The situation is no different in Nepal. Home-based workers are engaged in garment production, sewing and knitting, embroidery, metal-related works, sculptor making, handicraft production, and thanka making business.
“Most of these workers are engaged in the informal sector. They work with contractors who supply them with the materials. Once the order is completed, they are paid,” said Gyanu Maya KC, general secretary of Home Workers Trade Union of Nepal (HUN). “They are not aware of their rights which is reflected in our conversations with them when these home-based workers get surprised when we call them they are also workers like any other sector workers.”
According to KC, although exact data on home workers in the country is unavailable, the figures could run in several thousand.
The report has highlighted that homeworkers also do not enjoy the same level of social protection as other workers. Their conditions were further exacerbated when the Covid-19 pandemic hit, which resulted in forcing people to work from home.
The Covid-19 pandemic, which devastated the employment sector worldwide, also made the business challenging for Bajracharya and four others who knit together. They could not go out to collect the supplies and nor could submit the end-product when the country was under lockdown.
“There was no work at all during the lockdown,” said Bajracharya. “No one could even go out. We all were scared. There was no support from anywhere.”

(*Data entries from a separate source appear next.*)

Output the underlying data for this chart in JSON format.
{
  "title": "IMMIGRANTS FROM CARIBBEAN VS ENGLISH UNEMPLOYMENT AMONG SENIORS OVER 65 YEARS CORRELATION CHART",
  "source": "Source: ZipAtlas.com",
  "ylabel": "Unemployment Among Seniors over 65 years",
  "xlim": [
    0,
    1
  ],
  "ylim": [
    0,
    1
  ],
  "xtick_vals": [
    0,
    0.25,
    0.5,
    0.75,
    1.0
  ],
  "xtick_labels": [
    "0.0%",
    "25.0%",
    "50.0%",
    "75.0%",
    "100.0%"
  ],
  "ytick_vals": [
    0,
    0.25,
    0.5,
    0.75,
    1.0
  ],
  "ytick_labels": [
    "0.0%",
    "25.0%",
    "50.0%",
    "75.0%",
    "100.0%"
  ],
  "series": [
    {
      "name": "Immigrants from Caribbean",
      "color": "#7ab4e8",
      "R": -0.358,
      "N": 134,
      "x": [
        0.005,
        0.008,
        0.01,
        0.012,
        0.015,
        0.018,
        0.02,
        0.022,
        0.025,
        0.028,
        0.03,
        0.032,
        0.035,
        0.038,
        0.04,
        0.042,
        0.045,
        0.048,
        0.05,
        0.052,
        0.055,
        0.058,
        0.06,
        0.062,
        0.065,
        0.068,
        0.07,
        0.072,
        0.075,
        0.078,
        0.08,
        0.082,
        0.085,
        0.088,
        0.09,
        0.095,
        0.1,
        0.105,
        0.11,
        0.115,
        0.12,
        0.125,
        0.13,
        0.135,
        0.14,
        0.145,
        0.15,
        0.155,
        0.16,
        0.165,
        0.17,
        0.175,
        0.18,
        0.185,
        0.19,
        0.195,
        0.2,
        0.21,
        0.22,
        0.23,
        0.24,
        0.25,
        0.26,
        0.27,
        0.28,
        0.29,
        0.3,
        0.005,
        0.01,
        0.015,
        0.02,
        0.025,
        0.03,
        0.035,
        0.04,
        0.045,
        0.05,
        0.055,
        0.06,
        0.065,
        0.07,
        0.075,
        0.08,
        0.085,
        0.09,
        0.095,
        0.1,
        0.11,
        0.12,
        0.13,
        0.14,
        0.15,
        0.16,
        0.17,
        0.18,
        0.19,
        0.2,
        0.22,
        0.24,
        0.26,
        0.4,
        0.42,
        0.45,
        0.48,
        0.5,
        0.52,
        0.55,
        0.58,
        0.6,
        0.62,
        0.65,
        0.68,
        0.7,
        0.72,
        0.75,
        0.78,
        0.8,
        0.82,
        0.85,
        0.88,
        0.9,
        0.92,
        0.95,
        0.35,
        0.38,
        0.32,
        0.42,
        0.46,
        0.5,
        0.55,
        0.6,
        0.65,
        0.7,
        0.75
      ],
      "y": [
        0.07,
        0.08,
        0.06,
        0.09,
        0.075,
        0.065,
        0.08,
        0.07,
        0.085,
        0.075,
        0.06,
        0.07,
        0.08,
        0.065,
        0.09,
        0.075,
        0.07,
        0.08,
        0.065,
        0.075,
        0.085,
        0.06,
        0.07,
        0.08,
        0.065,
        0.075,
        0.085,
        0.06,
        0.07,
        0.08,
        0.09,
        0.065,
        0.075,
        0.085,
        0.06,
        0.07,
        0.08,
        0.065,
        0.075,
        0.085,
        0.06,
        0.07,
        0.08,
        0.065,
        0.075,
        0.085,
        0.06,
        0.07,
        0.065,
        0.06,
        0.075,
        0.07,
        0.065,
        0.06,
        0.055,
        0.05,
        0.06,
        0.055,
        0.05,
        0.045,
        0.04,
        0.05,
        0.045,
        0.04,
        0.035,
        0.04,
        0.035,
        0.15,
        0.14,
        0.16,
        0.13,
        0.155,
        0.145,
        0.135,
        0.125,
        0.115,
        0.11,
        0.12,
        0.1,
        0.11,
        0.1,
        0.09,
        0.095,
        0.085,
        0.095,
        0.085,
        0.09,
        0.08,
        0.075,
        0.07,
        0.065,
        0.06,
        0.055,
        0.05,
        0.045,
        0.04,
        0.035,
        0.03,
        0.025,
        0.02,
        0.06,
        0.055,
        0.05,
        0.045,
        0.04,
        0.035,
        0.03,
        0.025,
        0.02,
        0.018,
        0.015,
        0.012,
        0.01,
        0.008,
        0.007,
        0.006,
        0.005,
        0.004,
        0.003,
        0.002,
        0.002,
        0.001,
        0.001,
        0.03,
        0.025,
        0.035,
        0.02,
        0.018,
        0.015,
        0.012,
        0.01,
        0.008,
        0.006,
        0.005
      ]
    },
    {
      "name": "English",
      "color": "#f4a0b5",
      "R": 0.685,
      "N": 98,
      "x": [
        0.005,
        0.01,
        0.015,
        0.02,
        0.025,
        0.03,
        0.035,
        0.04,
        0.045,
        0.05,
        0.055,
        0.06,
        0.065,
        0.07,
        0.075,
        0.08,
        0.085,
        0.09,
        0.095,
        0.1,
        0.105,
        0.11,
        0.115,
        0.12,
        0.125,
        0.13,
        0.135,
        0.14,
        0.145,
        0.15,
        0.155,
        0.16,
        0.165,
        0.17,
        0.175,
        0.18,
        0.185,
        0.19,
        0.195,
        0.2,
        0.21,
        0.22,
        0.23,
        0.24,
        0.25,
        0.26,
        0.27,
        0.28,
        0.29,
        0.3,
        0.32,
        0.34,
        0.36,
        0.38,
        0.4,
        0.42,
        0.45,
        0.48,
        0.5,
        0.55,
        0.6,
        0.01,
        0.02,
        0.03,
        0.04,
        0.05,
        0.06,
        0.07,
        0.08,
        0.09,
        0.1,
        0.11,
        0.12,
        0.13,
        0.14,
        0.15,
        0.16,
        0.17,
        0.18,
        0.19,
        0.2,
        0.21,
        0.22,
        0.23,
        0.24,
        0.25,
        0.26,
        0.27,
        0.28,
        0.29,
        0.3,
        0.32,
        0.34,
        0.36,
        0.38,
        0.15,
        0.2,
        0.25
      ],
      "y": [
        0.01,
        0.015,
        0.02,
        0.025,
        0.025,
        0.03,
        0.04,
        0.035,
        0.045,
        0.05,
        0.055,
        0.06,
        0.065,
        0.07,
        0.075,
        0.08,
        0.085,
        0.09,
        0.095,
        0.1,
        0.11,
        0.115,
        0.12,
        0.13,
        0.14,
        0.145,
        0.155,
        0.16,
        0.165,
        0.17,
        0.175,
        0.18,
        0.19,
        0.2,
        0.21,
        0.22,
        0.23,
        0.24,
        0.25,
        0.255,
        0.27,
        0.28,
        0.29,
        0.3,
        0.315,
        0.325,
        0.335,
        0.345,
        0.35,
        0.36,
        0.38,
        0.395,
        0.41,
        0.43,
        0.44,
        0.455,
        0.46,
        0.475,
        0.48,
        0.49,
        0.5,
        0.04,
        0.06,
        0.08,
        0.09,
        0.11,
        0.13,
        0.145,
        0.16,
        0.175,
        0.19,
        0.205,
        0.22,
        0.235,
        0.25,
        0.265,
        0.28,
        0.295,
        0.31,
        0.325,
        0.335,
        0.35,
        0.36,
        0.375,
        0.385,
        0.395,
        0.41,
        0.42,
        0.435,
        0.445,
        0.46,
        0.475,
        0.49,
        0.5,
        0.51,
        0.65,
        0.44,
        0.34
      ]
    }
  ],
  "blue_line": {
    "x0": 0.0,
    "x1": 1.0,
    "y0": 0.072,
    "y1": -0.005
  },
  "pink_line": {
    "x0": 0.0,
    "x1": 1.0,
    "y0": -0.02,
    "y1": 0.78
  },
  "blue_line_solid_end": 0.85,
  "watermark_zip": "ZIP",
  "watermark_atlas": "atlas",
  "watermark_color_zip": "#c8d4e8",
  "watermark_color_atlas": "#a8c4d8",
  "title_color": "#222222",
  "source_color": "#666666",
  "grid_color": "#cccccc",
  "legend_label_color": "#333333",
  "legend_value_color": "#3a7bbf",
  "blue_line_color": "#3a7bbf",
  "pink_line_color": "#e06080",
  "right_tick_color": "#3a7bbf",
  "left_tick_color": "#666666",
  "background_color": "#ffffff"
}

According to KC, the trade union leader, Covid-19 had disrupted the whole supply chain for homeworkers.
“They could neither collect materials nor produce anything. This affected their income,” said KC. “There was no work, hence no money.”
In the first months of the pandemic, estimated one-in-five workers found themselves working from home, making it more urgent to address the issue facing homeworkers as the number is likely to shoot up in the coming years.
But, so far, the home working sector has remained poorly regulated and compliance with existing laws remains a challenge, according to the ILO report.
“Many countries around the world have legislation, sometimes complemented by collective agreements, that addresses various decent work deficits associated with home work,” Berg, was quoted as saying in an ILO press statement. “Nonetheless, only 10 ILO member states have ratified Convention No. 177 that promotes equality of treatment between home workers and other wage earners, and few have a comprehensive policy on home work.”
The ILO study has recommended that governments, in cooperation with workers’ and employers’ organisations, work together for making home-based work more visible and thus better protected around the world.
In Nepal’s context, KC suggested there should be a tripartite engagement for ensuring the rights of home workers in the country.
“They should come together and be a part of the union for raising their voices as well,” said KC. “Local government, trade unions, and the central government should interact on how they can also be better protected for their contribution.”
It takes Bajracharya around five-six days to complete a sweater which fetches her Rs600. If she doesn’t work every day, she will not get any money.
“There is nothing in return even if you work for several years except the money you make,” said Bajracharya, whose husband is a pensioner. “But there is no pension or retirement plan for people like us who have worked from home all our lives.”